What are the top six signs that a stock market crash is coming?
There is increasing concern among investors and analysts that the incredible bull run enjoyed by Wall Street may soon be brought to its knees. This is precisely the kind of sentiment that is enough to rattle the nerves of market participants the world over. So how will you know that the bubble is set to burst?
We are at a critical juncture: the Chinese economy is faltering with deep contractions in imports, exports and manufacturing, with a domino effect on emerging market economies like Brazil, Russia, India and South Africa. This in turn impacts on the multinational corporations that have invested in those countries.
Already the energy and mining sectors in global bourses are performing poorly, and this is dragging down major indices like the S&P 500 and the Nasdaq 100. It is disingenuous to imply that what happens in China or emerging market economies is unlikely to affect Wall Street. On the contrary, we are part of a synergistic economic system where each part influences every other.
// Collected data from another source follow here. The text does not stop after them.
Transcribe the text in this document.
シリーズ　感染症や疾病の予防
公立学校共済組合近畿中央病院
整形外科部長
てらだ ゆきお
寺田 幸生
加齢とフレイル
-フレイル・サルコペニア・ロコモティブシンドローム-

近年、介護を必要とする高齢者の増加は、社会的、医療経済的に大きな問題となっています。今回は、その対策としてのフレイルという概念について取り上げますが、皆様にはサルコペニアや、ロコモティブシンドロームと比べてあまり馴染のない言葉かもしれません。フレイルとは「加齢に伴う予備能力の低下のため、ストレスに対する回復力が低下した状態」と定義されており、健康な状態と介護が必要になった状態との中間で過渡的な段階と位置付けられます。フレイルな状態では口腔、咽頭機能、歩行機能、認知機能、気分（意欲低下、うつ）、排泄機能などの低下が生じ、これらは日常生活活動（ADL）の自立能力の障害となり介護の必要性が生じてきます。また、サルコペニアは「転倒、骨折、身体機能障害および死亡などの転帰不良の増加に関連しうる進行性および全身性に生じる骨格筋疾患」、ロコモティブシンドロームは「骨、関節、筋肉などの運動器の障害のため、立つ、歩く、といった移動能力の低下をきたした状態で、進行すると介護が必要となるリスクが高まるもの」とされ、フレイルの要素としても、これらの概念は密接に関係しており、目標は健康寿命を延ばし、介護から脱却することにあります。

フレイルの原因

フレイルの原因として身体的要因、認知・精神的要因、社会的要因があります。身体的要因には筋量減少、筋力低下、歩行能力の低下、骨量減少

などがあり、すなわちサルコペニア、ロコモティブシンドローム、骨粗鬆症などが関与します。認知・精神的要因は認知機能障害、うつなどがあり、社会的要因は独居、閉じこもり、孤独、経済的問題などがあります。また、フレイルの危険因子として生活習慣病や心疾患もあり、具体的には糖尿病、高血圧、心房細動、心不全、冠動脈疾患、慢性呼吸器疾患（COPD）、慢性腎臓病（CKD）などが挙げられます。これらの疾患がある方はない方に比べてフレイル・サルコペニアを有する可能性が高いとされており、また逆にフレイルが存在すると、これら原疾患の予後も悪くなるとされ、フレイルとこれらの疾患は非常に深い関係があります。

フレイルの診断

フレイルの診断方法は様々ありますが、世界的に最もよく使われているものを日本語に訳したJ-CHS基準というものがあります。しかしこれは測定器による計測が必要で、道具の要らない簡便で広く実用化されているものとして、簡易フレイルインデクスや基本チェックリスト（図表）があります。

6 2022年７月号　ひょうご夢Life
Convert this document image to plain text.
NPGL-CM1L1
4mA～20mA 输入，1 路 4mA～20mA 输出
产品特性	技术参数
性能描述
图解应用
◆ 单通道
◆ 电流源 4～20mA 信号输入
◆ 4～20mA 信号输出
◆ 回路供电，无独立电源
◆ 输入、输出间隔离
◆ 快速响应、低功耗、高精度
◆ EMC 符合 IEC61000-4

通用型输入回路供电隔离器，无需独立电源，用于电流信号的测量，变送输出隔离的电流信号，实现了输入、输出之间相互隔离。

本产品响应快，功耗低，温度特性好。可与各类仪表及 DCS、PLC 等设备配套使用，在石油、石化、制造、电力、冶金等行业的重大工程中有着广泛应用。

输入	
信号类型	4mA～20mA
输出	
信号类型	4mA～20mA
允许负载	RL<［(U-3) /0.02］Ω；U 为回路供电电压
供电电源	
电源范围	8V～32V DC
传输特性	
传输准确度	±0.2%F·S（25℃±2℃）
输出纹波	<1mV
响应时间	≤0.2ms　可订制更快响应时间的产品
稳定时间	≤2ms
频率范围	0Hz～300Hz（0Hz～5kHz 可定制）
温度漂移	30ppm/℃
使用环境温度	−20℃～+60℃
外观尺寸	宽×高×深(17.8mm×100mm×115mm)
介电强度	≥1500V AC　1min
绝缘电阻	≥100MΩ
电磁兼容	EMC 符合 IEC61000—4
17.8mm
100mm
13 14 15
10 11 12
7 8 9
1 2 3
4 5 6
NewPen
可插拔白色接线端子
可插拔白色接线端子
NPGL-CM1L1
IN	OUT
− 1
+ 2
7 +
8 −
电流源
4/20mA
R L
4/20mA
This week we are likely to see a sharp contraction in the performance of the S&P 500 given that energy companies will be reporting their quarterly results. But a full-on crash is much harder to predict.
How do you know when a bubble is forming?
As its name suggests, a bubble is a rapidly inflating overvaluation of a particular stock or sector. If the fundamentals of a stock are sound and they warrant such growth, this is not a bubble. However, in the six years since the global economic meltdown in 2008/9 we have seen stock prices skyrocket. Of paramount importance is the fact that people are losing confidence in equities.
Current market conditions give us pause for thought:
- A Fed rate hike is likely to come on December 16 or in early 2016 and it will lead to subdued declines in equities. A dramatic sell-off is however unlikely given that the market always factors these issues into the pricing before the announcement is made.
- When equities markets rally for any prolonged period of time, speculators often fear a reversal. When this sentiment gains momentum it can lead to massive sell-offs, thereby causing the purported ‘bubble’ to burst.
- Past performance is a barometer of future performance when it comes to predicting stock market crashes. If the market is overheating – growing too rapidly – a sudden slowdown could cause a crash.
The six warning signs
- Any rapid rise in the value of a stock or financial asset is a warning sign that a sharp contraction is a real possibility. We have seen numerous bubbles including the real estate bubble and the tech bubble. Right now, China is undergoing a real estate bubble and this is causing a sharp contraction in the Chinese equities markets. The problem with bubbles is that they give rise to panic-selling. The consequences of such behaviour are obvious.
- When major multinational companies like Apple, Google, Facebook and others issue debts for the purposes of major share buybacks, this could be a potential trigger of a stock market crash. This reduces company revenues especially if the market turns south.
- When investors take on a high degree of margin debt this means that stocks are being purchased with a tremendous amount of borrowed money. This is a dangerous situation to be in since high levels of margin debt have often coincided with stock market crashes. This is precisely the reason why Chinese equities tanked in August 2015. Much the same is true for the US stock market this year. The problem comes with profit-taking as markets start to reverse direction and everybody tries to exit rapidly.
- A surge in the number of IPOs in any given cycle may indicate a bubble. When the volume of companies wanting to go public increases, it is clear that the stock market is enjoying a bull run.
- The VIX, or Volatility Index, measures the volatility of the top options on the S&P 500. Known for obvious reasons as ‘the fear index’, a drop in the VIX may be a sign of investor overconfidence, while a rapid rise in the VIX could be one of the first indications that a crash is taking place, triggering investors to exit positions en masse.
- We’ve seen a glut of mergers and acquisitions, especially in the healthcare sector, recently. When there is access to cheap debt at low interest rates, many companies start buying up competitors and unrelated companies. Often they attempt to swallow up too much too soon, and fail dismally. It takes time to generate revenues, and often divestitures result from failed mergers and acquisitions.